Meteorin-β/Meteorin like/IL-41 attenuates airway inflammation in house dust mite-induced allergic asthma

We sought to examine the regulatory effect of Meteorin-beta (Metrn beta)/Meteorin like (Metrn beta)/IL-41 on lung inflammation in allergic asthma. We found that Metrn beta was elevated significantly in asthmatic patients and in mice with allergic asthma induced by house dust mite (HDM) extract. Upon exposure to HDM, Metrn beta was secreted predominantly by airway epithelial cells and inflammatory cells, including macrophages and eosinophils. The increased Metrn beta effectively blocked the development of airway hyperreactivity (AHR) and decreased inflammatory cell airway infiltration and type 2 cytokine production, which was associated with downregulated DC-mediated adaptive immune responses. Moreover, Metrn beta impaired the maturation and function of bone marrow-derived dendritic cells in vitro. Asthmatic mice adoptively transferred with dendritic cells isolated from Metrn beta-treated allergic mice displayed decreased AHR, airway inflammation, and lung injury. Metrn beta also displayed anti-inflammatory properties in immunodeficient SCID mice with allergic asthma and in in vitro 3D ALI airway models. Moreover, blockade of Metrn beta by anti-Metrn beta antibody treatment promoted the development of allergic asthma.

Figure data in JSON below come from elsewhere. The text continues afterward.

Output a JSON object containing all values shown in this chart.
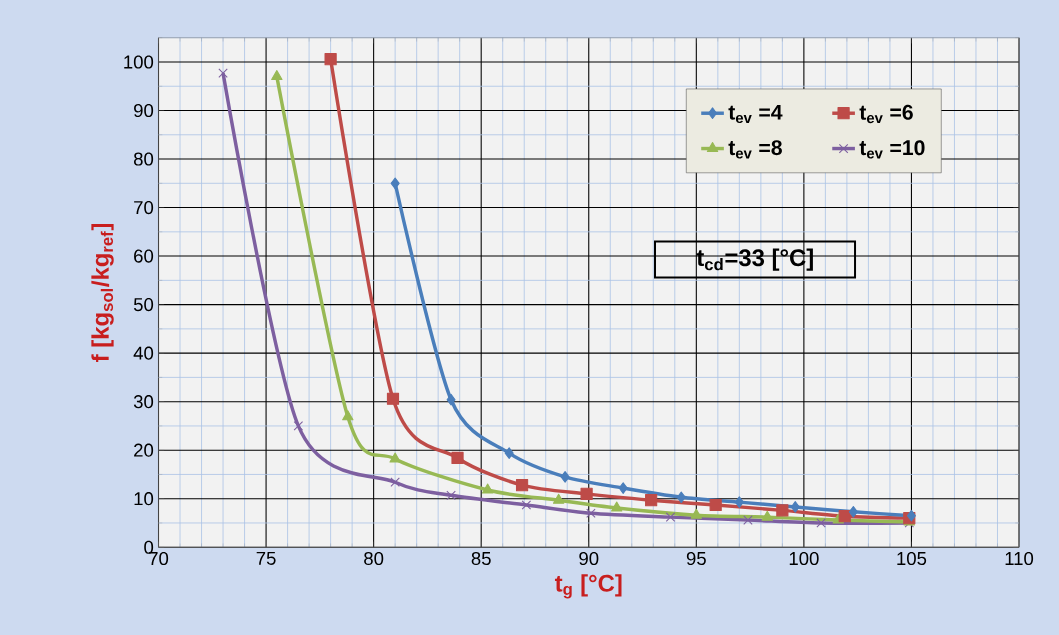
{
  "chart_data": {
    "type": "line",
    "xlabel": "t$_{g}$ [°C]",
    "ylabel": "f  [kg$_{sol}$/kg$_{ref}$]",
    "xlim": [
      70,
      110
    ],
    "ylim": [
      0,
      105
    ],
    "xticks": [
      70,
      {
        "value": 71,
        "label": null
      },
      {
        "value": 72,
        "label": null
      },
      {
        "value": 73,
        "label": null
      },
      {
        "value": 74,
        "label": null
      },
      75,
      {
        "value": 76,
        "label": null
      },
      {
        "value": 77,
        "label": null
      },
      {
        "value": 78,
        "label": null
      },
      {
        "value": 79,
        "label": null
      },
      80,
      {
        "value": 81,
        "label": null
      },
      {
        "value": 82,
        "label": null
      },
      {
        "value": 83,
        "label": null
      },
      {
        "value": 84,
        "label": null
      },
      85,
      {
        "value": 86,
        "label": null
      },
      {
        "value": 87,
        "label": null
      },
      {
        "value": 88,
        "label": null
      },
      {
        "value": 89,
        "label": null
      },
      90,
      {
        "value": 91,
        "label": null
      },
      {
        "value": 92,
        "label": null
      },
      {
        "value": 93,
        "label": null
      },
      {
        "value": 94,
        "label": null
      },
      95,
      {
        "value": 96,
        "label": null
      },
      {
        "value": 97,
        "label": null
      },
      {
        "value": 98,
        "label": null
      },
      {
        "value": 99,
        "label": null
      },
      100,
      {
        "value": 101,
        "label": null
      },
      {
        "value": 102,
        "label": null
      },
      {
        "value": 103,
        "label": null
      },
      {
        "value": 104,
        "label": null
      },
      105,
      {
        "value": 106,
        "label": null
      },
      {
        "value": 107,
        "label": null
      },
      {
        "value": 108,
        "label": null
      },
      {
        "value": 109,
        "label": null
      },
      110
    ],
    "yticks": [
      0,
      {
        "value": 5,
        "label": null
      },
      10,
      {
        "value": 15,
        "label": null
      },
      20,
      {
        "value": 25,
        "label": null
      },
      30,
      {
        "value": 35,
        "label": null
      },
      40,
      {
        "value": 45,
        "label": null
      },
      50,
      {
        "value": 55,
        "label": null
      },
      60,
      {
        "value": 65,
        "label": null
      },
      70,
      {
        "value": 75,
        "label": null
      },
      80,
      {
        "value": 85,
        "label": null
      },
      90,
      {
        "value": 95,
        "label": null
      },
      100,
      {
        "value": 105,
        "label": null
      }
    ],
    "grid": true,
    "legend": "top right",
    "annotations": [
      "t$_{cd}$=33 [°C]"
    ],
    "series": [
      {
        "name": "t$_{ev}$ =4",
        "color": "#4a7ebb",
        "marker": "diamond",
        "x": [
          81,
          83.6,
          86.3,
          88.9,
          91.6,
          94.3,
          97,
          99.6,
          102.3,
          105
        ],
        "values": [
          75,
          30.4,
          19.4,
          14.5,
          12.2,
          10.3,
          9.3,
          8.3,
          7.3,
          6.5
        ]
      },
      {
        "name": "t$_{ev}$ =6",
        "color": "#be4b48",
        "marker": "square",
        "x": [
          78,
          80.9,
          83.9,
          86.9,
          89.9,
          92.9,
          95.9,
          99,
          101.9,
          104.9
        ],
        "values": [
          100.6,
          30.6,
          18.4,
          12.8,
          11,
          9.7,
          8.7,
          7.6,
          6.4,
          6
        ]
      },
      {
        "name": "t$_{ev}$ =8",
        "color": "#98b954",
        "marker": "triangle",
        "x": [
          75.5,
          78.8,
          81,
          85.3,
          88.6,
          91.3,
          95,
          98.3,
          101.6,
          104.9
        ],
        "values": [
          97,
          26.9,
          18.2,
          11.8,
          9.7,
          8.1,
          6.6,
          6.2,
          5.6,
          5.2
        ]
      },
      {
        "name": "t$_{ev}$ =10",
        "color": "#7d5fa0",
        "marker": "cross",
        "x": [
          73,
          76.5,
          81,
          83.6,
          87.1,
          90.1,
          93.8,
          97.4,
          100.8,
          104.9
        ],
        "values": [
          97.7,
          25,
          13.4,
          10.7,
          8.7,
          7,
          6.2,
          5.6,
          5,
          5
        ]
      }
    ]
  }
}
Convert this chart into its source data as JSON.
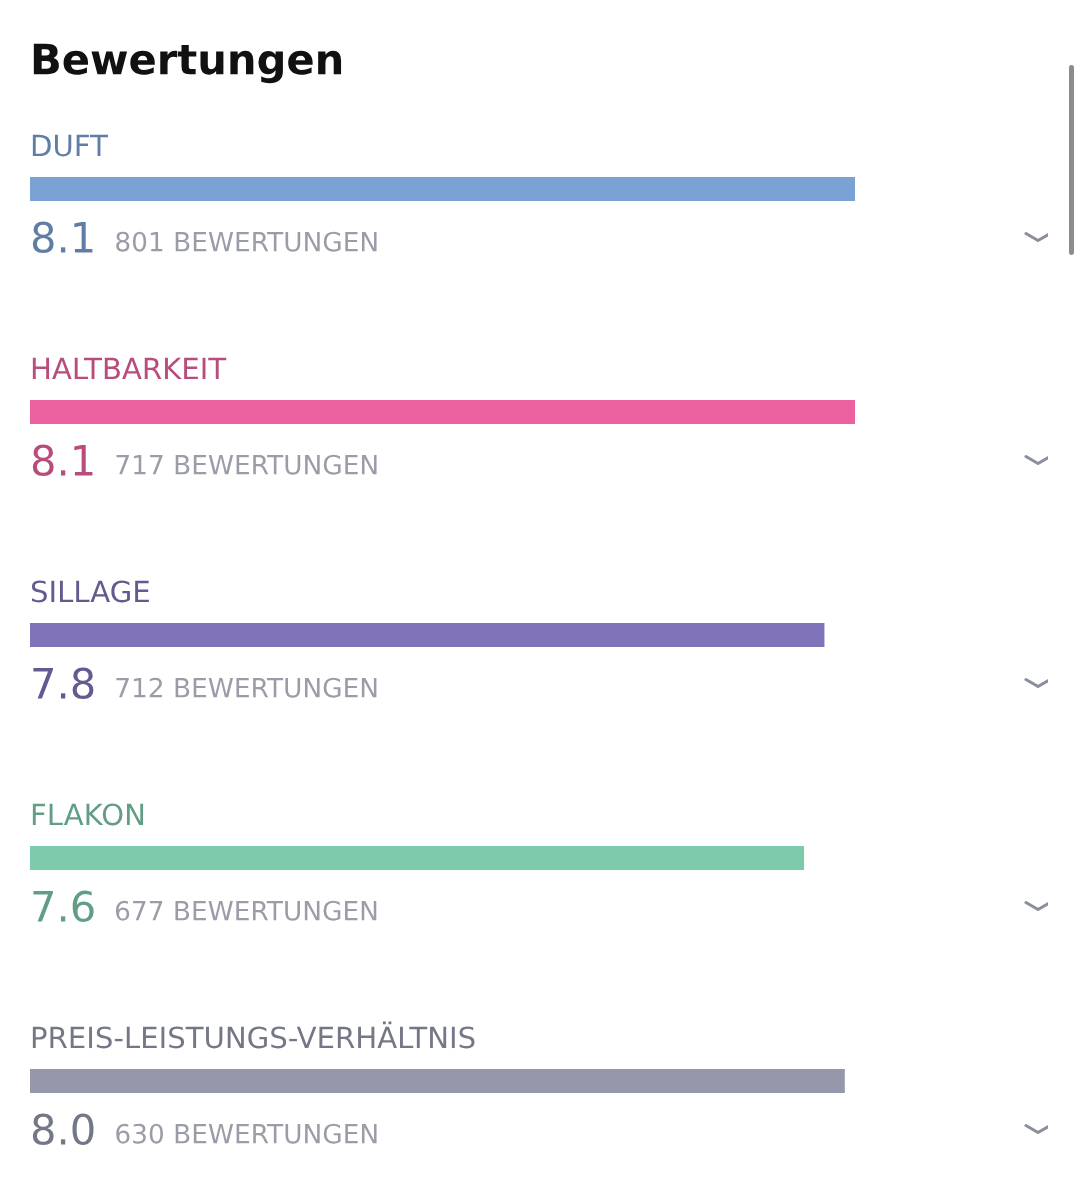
{
  "chart_data": {
    "type": "bar",
    "orientation": "horizontal",
    "title": "Bewertungen",
    "categories": [
      "DUFT",
      "HALTBARKEIT",
      "SILLAGE",
      "FLAKON",
      "PREIS-LEISTUNGS-VERHÄLTNIS"
    ],
    "values": [
      8.1,
      8.1,
      7.8,
      7.6,
      8.0
    ],
    "colors": [
      "#7ba2d4",
      "#ec619f",
      "#8073b9",
      "#7dcaaa",
      "#9598aa"
    ],
    "value_labels": [
      "8.1",
      "8.1",
      "7.8",
      "7.6",
      "8.0"
    ],
    "annotations": [
      "801 BEWERTUNGEN",
      "717 BEWERTUNGEN",
      "712 BEWERTUNGEN",
      "677 BEWERTUNGEN",
      "630 BEWERTUNGEN"
    ]
  }
}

These results revealed the unappreciated protective roles of Metrn beta in alleviating DC-mediated Th2 inflammation in allergic asthma, providing the novel treatment strategy of therapeutic targeting of Metrn beta in allergic asthma.

Automated summary

The study revealed that Metrn beta plays a crucial regulatory role in allergic asthma, effectively blocking airway hyperreactivity and reducing inflammatory cell infiltration, with anti-inflammatory properties. These findings suggest a new therapeutic strategy for allergic asthma targeting Metrn beta.